Marcos: Até o ano de 2012, 2013, uma quantidade enorme de móveis dos departamentos era enviada para a Maquete. Ainda se fazia uma tentativa de reconstruir a história da UnB pela reforma do mobiliário – mesas, cadeiras com tiras de couro, cadeiras de descanso etc. –, o qual seria reenviado aos departamentos. As cadeiras ficavam amontoadas; não havia uma preocupação com elas. Uma coisa que não comentamos é o clima maluco de Brasília e seus efeitos sobre a madeira: temos uma estiagem e um período mais úmido; a cada seis meses a temperatura muda drasticamente. Gostaria até de perguntar ao Frederico se ele já se deparou com móveis de Sergio Rodrigues que tenham passado por interferências esdrúxulas. Na Maquete, observamos tentativas de conserto precárias, principalmente quanto ao travamento de espiga colado com cola de sapateiro e ao travamento de espiga com prego. Para a desmontagem e a restauração, o prego danifica toda a forma de soltar a espiga para uma boa colagem e a fixação da peça ao esquadro, além de marcar a madeira.

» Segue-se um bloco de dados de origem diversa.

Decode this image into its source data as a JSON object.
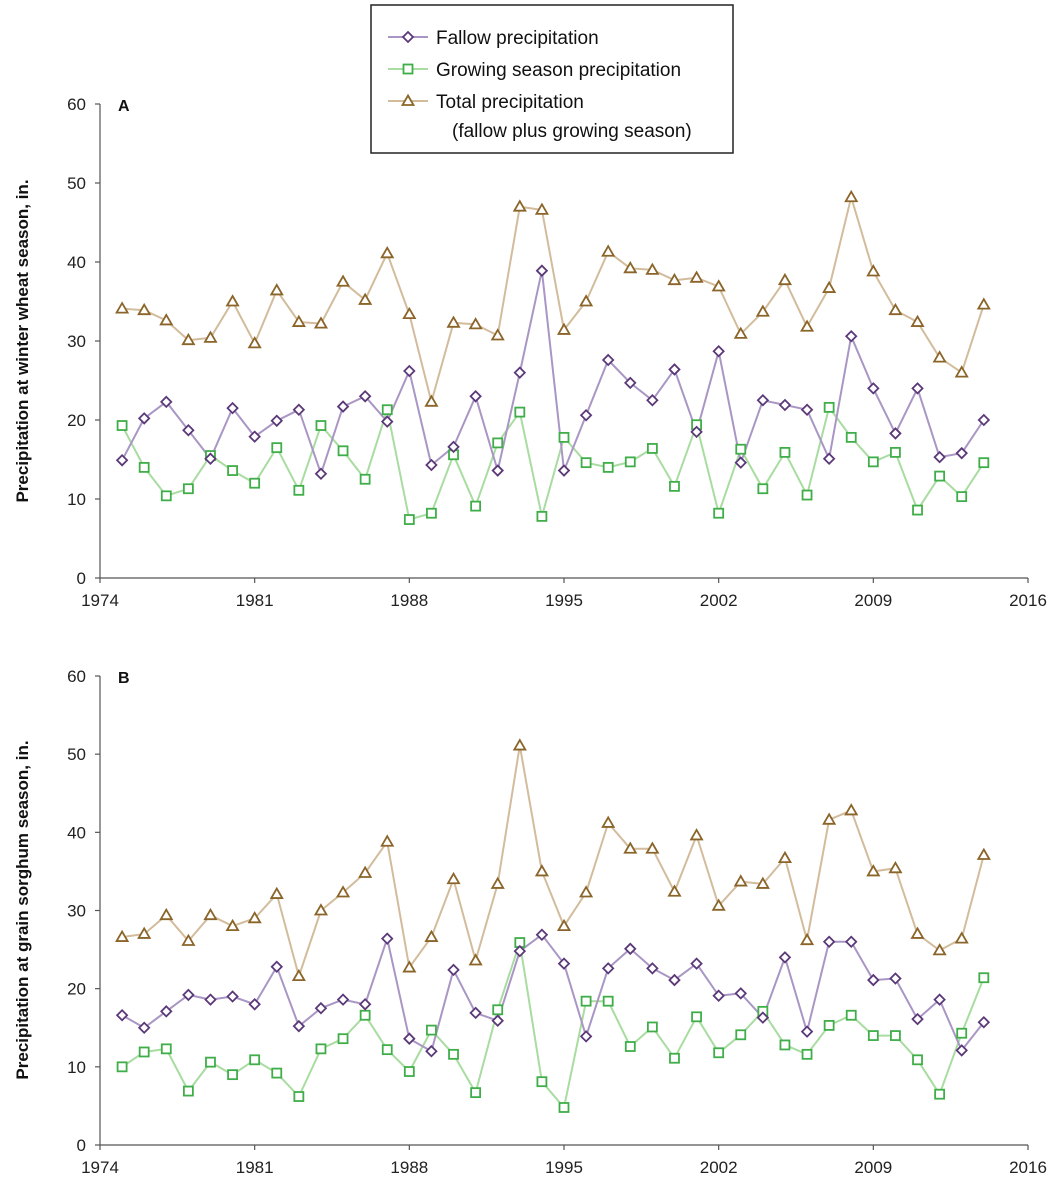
{
  "legend": {
    "entries": [
      {
        "label": "Fallow precipitation",
        "marker": "diamond",
        "line_color": "#a996c4",
        "marker_color": "#5b3978"
      },
      {
        "label": "Growing season precipitation",
        "marker": "square",
        "line_color": "#a8dca0",
        "marker_color": "#3fae49"
      },
      {
        "label": "Total precipitation",
        "marker": "triangle",
        "line_color": "#d2bc9c",
        "marker_color": "#8a6428"
      }
    ],
    "total_note": "(fallow plus growing season)"
  },
  "chart_data": [
    {
      "type": "line",
      "panel_label": "A",
      "ylabel": "Precipitation at winter wheat season, in.",
      "xlabel": "",
      "xlim": [
        1974,
        2016
      ],
      "ylim": [
        0,
        60
      ],
      "x_ticks": [
        "1974",
        "1981",
        "1988",
        "1995",
        "2002",
        "2009",
        "2016"
      ],
      "y_ticks": [
        "0",
        "10",
        "20",
        "30",
        "40",
        "50",
        "60"
      ],
      "grid": false,
      "legend_position": "top-center",
      "x": [
        1975,
        1976,
        1977,
        1978,
        1979,
        1980,
        1981,
        1982,
        1983,
        1984,
        1985,
        1986,
        1987,
        1988,
        1989,
        1990,
        1991,
        1992,
        1993,
        1994,
        1995,
        1996,
        1997,
        1998,
        1999,
        2000,
        2001,
        2002,
        2003,
        2004,
        2005,
        2006,
        2007,
        2008,
        2009,
        2010,
        2011,
        2012,
        2013,
        2014
      ],
      "series": [
        {
          "name": "Fallow precipitation",
          "values": [
            14.9,
            20.2,
            22.3,
            18.7,
            15.1,
            21.5,
            17.9,
            19.9,
            21.3,
            13.2,
            21.7,
            23.0,
            19.8,
            26.2,
            14.3,
            16.6,
            23.0,
            13.6,
            26.0,
            38.9,
            13.6,
            20.6,
            27.6,
            24.7,
            22.5,
            26.4,
            18.5,
            28.7,
            14.6,
            22.5,
            21.9,
            21.3,
            15.1,
            30.6,
            24.0,
            18.3,
            24.0,
            15.3,
            15.8,
            20.0
          ]
        },
        {
          "name": "Growing season precipitation",
          "values": [
            19.3,
            14.0,
            10.4,
            11.3,
            15.5,
            13.6,
            12.0,
            16.5,
            11.1,
            19.3,
            16.1,
            12.5,
            21.3,
            7.4,
            8.2,
            15.6,
            9.1,
            17.1,
            21.0,
            7.8,
            17.8,
            14.6,
            14.0,
            14.7,
            16.4,
            11.6,
            19.4,
            8.2,
            16.3,
            11.3,
            15.9,
            10.5,
            21.6,
            17.8,
            14.7,
            15.9,
            8.6,
            12.9,
            10.3,
            14.6
          ]
        },
        {
          "name": "Total precipitation",
          "values": [
            34.1,
            33.9,
            32.6,
            30.1,
            30.4,
            35.0,
            29.7,
            36.4,
            32.4,
            32.2,
            37.5,
            35.2,
            41.1,
            33.4,
            22.3,
            32.3,
            32.1,
            30.7,
            47.0,
            46.6,
            31.4,
            35.0,
            41.3,
            39.2,
            39.0,
            37.7,
            38.0,
            36.9,
            30.9,
            33.7,
            37.7,
            31.8,
            36.7,
            48.2,
            38.8,
            33.9,
            32.4,
            27.9,
            26.0,
            34.6
          ]
        }
      ]
    },
    {
      "type": "line",
      "panel_label": "B",
      "ylabel": "Precipitation at grain sorghum season, in.",
      "xlabel": "",
      "xlim": [
        1974,
        2016
      ],
      "ylim": [
        0,
        60
      ],
      "x_ticks": [
        "1974",
        "1981",
        "1988",
        "1995",
        "2002",
        "2009",
        "2016"
      ],
      "y_ticks": [
        "0",
        "10",
        "20",
        "30",
        "40",
        "50",
        "60"
      ],
      "grid": false,
      "x": [
        1975,
        1976,
        1977,
        1978,
        1979,
        1980,
        1981,
        1982,
        1983,
        1984,
        1985,
        1986,
        1987,
        1988,
        1989,
        1990,
        1991,
        1992,
        1993,
        1994,
        1995,
        1996,
        1997,
        1998,
        1999,
        2000,
        2001,
        2002,
        2003,
        2004,
        2005,
        2006,
        2007,
        2008,
        2009,
        2010,
        2011,
        2012,
        2013,
        2014
      ],
      "series": [
        {
          "name": "Fallow precipitation",
          "values": [
            16.6,
            15.0,
            17.1,
            19.2,
            18.6,
            19.0,
            18.0,
            22.8,
            15.2,
            17.5,
            18.6,
            18.0,
            26.4,
            13.6,
            12.0,
            22.4,
            16.9,
            15.9,
            24.8,
            26.9,
            23.2,
            13.9,
            22.6,
            25.1,
            22.6,
            21.1,
            23.2,
            19.1,
            19.4,
            16.3,
            24.0,
            14.5,
            26.0,
            26.0,
            21.1,
            21.3,
            16.1,
            18.6,
            12.1,
            15.7
          ]
        },
        {
          "name": "Growing season precipitation",
          "values": [
            10.0,
            11.9,
            12.3,
            6.9,
            10.6,
            9.0,
            10.9,
            9.2,
            6.2,
            12.3,
            13.6,
            16.6,
            12.2,
            9.4,
            14.7,
            11.6,
            6.7,
            17.3,
            25.9,
            8.1,
            4.8,
            18.4,
            18.4,
            12.6,
            15.1,
            11.1,
            16.4,
            11.8,
            14.1,
            17.1,
            12.8,
            11.6,
            15.3,
            16.6,
            14.0,
            14.0,
            10.9,
            6.5,
            14.3,
            21.4
          ]
        },
        {
          "name": "Total precipitation",
          "values": [
            26.6,
            27.0,
            29.4,
            26.1,
            29.4,
            28.0,
            29.0,
            32.1,
            21.6,
            30.0,
            32.3,
            34.8,
            38.8,
            22.7,
            26.6,
            34.0,
            23.6,
            33.4,
            51.1,
            35.0,
            28.0,
            32.3,
            41.2,
            37.9,
            37.9,
            32.4,
            39.6,
            30.6,
            33.7,
            33.4,
            36.7,
            26.2,
            41.6,
            42.8,
            35.0,
            35.4,
            27.0,
            24.9,
            26.4,
            37.1
          ]
        }
      ]
    }
  ]
}
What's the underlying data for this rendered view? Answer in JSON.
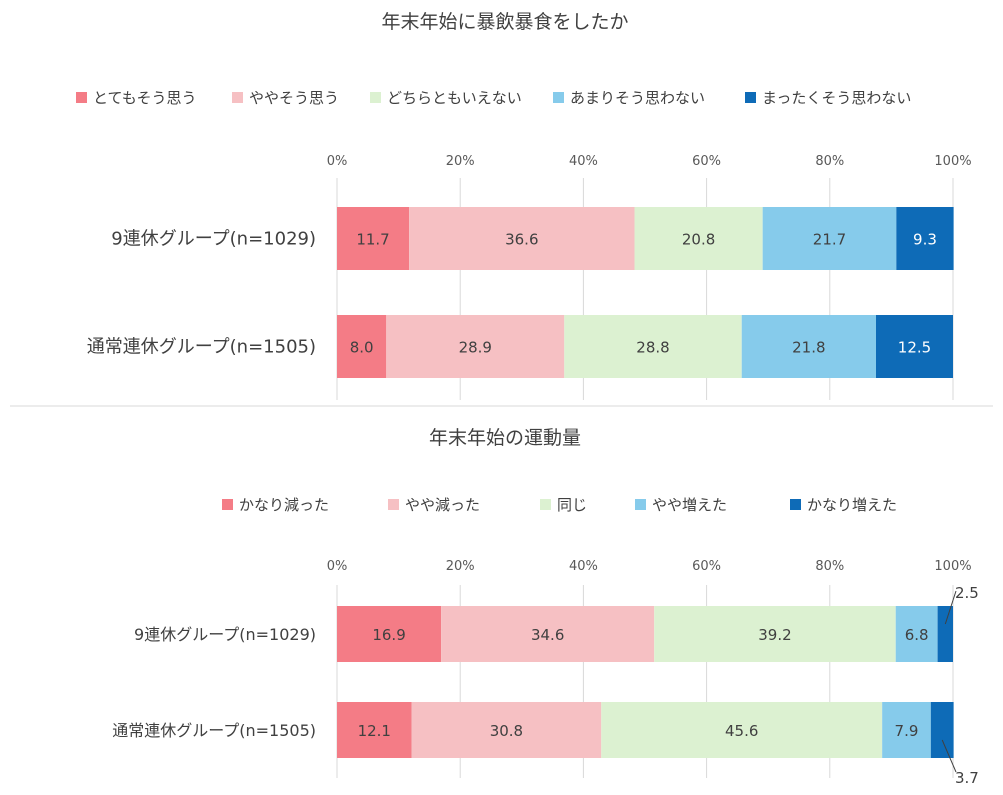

Frederico: Grande parte das interferências esdrúxulas dizem respeito ao tingimento, mas devo confessar que não temos observado muitas alterações estranhas, que nos assustem. Às vezes vêm problemas de estofamento: não havendo a identificação da peça, pode vir uma almofada fora de proporção. Semana passada, inclusive, pegamos de volta uma cadeira que havíamos enviado para a Presidência e que eu nem sequer tinha visto sair do IFB. Como não tínhamos registro, nosso pessoal fez um projeto de estofamento, fez o estofamento e, quando vi a foto, parecia uma botina de andar na neve, com uma abertura na ponta. Nós mesmos fizemos uma aberração, mas por falta de registro, de ter um desenho da almofada original; em casos assim, pegamos o móvel de volta e refazemos o trabalho. Outro exemplo é, de novo, o caso da mesa de Anna Maria Niemeyer: colocaram um quadradinho de madeira clara em um tampo de jacarandá; para nivelar, decidiram tingir tudo de roxo. Nós então raspamos a mesa, identificamos o tingimento utilizado – um tingimento industrial, vendido em qualquer loja –, recompusemos os veios da madeira e colocamos o quadrado. Mais um caso estranho que já comentei é a mesa da comunicação no Itamaraty, na qual sempre se davam entrevistas. Devido a esse uso, pegaram a mesa, furaram no meio e colocaram ali um microfone – fizeram uma intervenção para o uso. Nós refizemos a mesa e mandamos de volta, não sei como ela está agora [risos]. Hoje tem microfone de lapela ou de outros tipos.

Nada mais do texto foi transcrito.